This part of GOV.UK is being rebuilt – find out what beta means

HMRC internal manual

Corporate Finance Manual

Deemed loan relationships: alternative finance: investment bond arrangements: tax treatment of ‘bond assets’ as securities

Income tax and capital gains tax consequences

CTA09/S518 provides that alternative finance investment bonds are securities for corporation tax purposes (CFM44120 explains the scope of this phrase).

This means that, if alternative finance investment bonds are transferred by or to an individual or a trust, the accrued income scheme will apply (SAIM4000). The rules on deeply discounted securities (SAIM3000) will be applicable if the bonds are issued at a discount or redeemed at a premium. Application of the terminology in these provisions is largely a matter of common sense: but S518 explicitly states that references to redemption should be taken as referring to the making of the redemption payment, and references to interest as being to alternative finance return.

Furthermore, the capital gains tax rules relevant to a disposal of securities (see CG53400 onwards) will apply to disposal of an alternative finance investment bond. Gains arising on disposal of conventional securities are not chargeable gains if the security is a qualifying corporate bond (QCB). A security will not be a QCB if it is denominated in a non-sterling currency, if it is convertible into or exchangeable for shares, or if the return on the security is dependent on business results.

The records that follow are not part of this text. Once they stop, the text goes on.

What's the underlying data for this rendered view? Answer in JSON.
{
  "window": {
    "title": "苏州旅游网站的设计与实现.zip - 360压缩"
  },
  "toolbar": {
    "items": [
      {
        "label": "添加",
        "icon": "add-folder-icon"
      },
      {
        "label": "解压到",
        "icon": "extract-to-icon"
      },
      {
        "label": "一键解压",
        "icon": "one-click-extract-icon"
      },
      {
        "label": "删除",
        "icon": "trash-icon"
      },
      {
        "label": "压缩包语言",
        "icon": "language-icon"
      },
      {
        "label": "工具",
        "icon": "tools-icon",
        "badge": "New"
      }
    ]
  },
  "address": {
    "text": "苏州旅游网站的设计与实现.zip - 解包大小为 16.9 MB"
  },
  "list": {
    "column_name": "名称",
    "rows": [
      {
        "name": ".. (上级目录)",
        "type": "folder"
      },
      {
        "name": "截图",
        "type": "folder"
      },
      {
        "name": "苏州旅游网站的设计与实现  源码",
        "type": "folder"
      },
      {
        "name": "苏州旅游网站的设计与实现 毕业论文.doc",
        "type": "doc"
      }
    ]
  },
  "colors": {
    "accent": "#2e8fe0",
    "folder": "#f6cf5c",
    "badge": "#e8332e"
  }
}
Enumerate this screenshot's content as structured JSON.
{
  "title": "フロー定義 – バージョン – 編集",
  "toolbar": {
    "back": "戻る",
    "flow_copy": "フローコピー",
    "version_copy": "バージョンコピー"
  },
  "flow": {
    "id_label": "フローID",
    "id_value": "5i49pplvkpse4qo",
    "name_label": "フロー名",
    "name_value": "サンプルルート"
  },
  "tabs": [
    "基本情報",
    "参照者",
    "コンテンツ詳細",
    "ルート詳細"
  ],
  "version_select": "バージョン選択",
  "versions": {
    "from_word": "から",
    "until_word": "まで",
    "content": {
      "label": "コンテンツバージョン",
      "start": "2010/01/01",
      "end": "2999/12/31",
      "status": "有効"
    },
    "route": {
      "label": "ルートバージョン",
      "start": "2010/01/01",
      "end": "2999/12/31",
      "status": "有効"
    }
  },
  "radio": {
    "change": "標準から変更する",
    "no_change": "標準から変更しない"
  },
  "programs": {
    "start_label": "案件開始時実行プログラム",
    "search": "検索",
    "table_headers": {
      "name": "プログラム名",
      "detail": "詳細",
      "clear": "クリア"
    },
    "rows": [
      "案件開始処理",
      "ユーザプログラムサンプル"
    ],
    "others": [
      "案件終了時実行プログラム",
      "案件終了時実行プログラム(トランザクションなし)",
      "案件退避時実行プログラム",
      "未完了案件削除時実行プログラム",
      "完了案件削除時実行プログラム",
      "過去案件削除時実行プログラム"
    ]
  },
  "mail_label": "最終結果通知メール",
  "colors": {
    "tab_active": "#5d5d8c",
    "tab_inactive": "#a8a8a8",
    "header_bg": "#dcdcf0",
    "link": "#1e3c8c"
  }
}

Similar provision is made for alternative finance investment bonds by TCGA92/S151T. The bond will be a QCB if, but only if

  • the capital is expressed in sterling, and there are no arrangements under which the redemption payment might be made in a non-sterling currency;
  • the instrument is not convertible into, or exchangeable for, shares or securities apart from further alternative finance investment bonds; and
  • the additional payments are not determined by reference to income from, or the value of, the bond assets.

This last condition should not be interpreted as meaning that a bond is not a QCB purely because the ‘headline’ rate of return will not be payable if there is a shortfall in income from the bond assets. It is intended to exclude arrangements where the investor participates in both reward and risk from the underlying assets from being QCBs - although such arrangements are likely to fail the ‘reasonable commercial return’ test (CFM44200) and will thus not, in any case, come within CTA09/S507.


The statutory provisions relating to alternative finance investment bonds in general apply for income and capital gains tax purposes from 6 April 2007. However, in relation to disposals of alternative finance investment bonds after 6 April 2007, ITA07/S564G and TCGA92/S151T by virtue of TIOPA10/SCH9/PT10/S37(4) are deemed always to have had effect.

Thus suppose, for example, Mrs A disposes on 1 December 2008 of sukuk that she has held since they were issued on 1 June 2006. For all capital gains tax purposes (including taper relief), it is treated as a disposal of securities that were acquired on 1 June 2006. If, under TCGA92/S151T, they are treated as QCBs, they will be regarded as having always been QCBs and a gain on disposal will be wholly exempt.